On Sun, Feb 01, 2009 at 08:34:46AM -0500, Jerry Stuckle wrote:
> Ron Johnson wrote:
>> On 01/31/2009 09:24 PM, Nuno Magalhães wrote:
>> [snip]
>>> main concern. I guess having an MTA is a side-effect of the whole
>>> client/server thing; prejucide or not it's an opinion.
>>
>> That's Windows-think to say whether a *computer* s a client or server.  
>> Such a mindset needs to be banished to get full use out of your 
>> machine.
>>
>> In the Unix world, *applications* are client or server.  The Operating  
>> System itself is fully capable of running both client and server apps 
>> at the same time.
>>
>
> No, whether a machine is a client or a server existed long before either  
> Windows or Unix existed.  It is Linux users who are trying to redefine  
> terms used that way for over 40 years.

actually terms client and server do not correspond to computers but to
applications running on those computers. server is a program(usually daemon) 

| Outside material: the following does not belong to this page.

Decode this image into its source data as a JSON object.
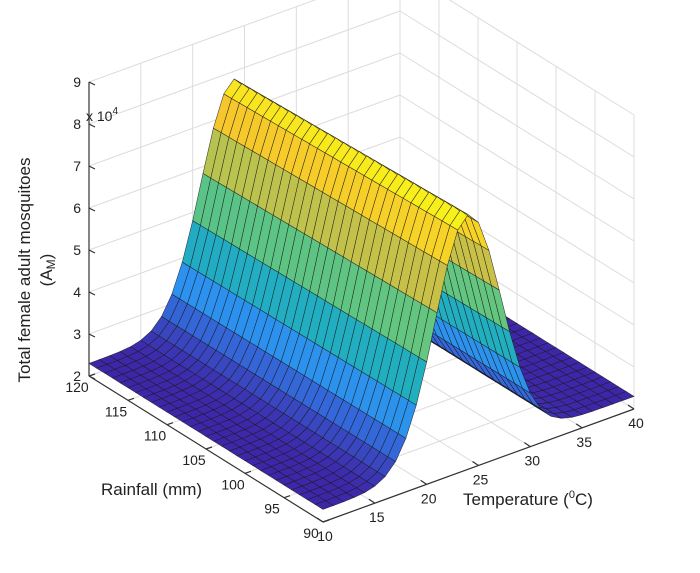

providing a service to a client application. referring to a computer as a
server just means that it is a computer expected to run server applications to
provide services to client applications. it doesn't mean that you can't run a
web browser on a server computer. and therefore it doesn't mean you can't run
a server application on your notebook, think about syslog, print server etc.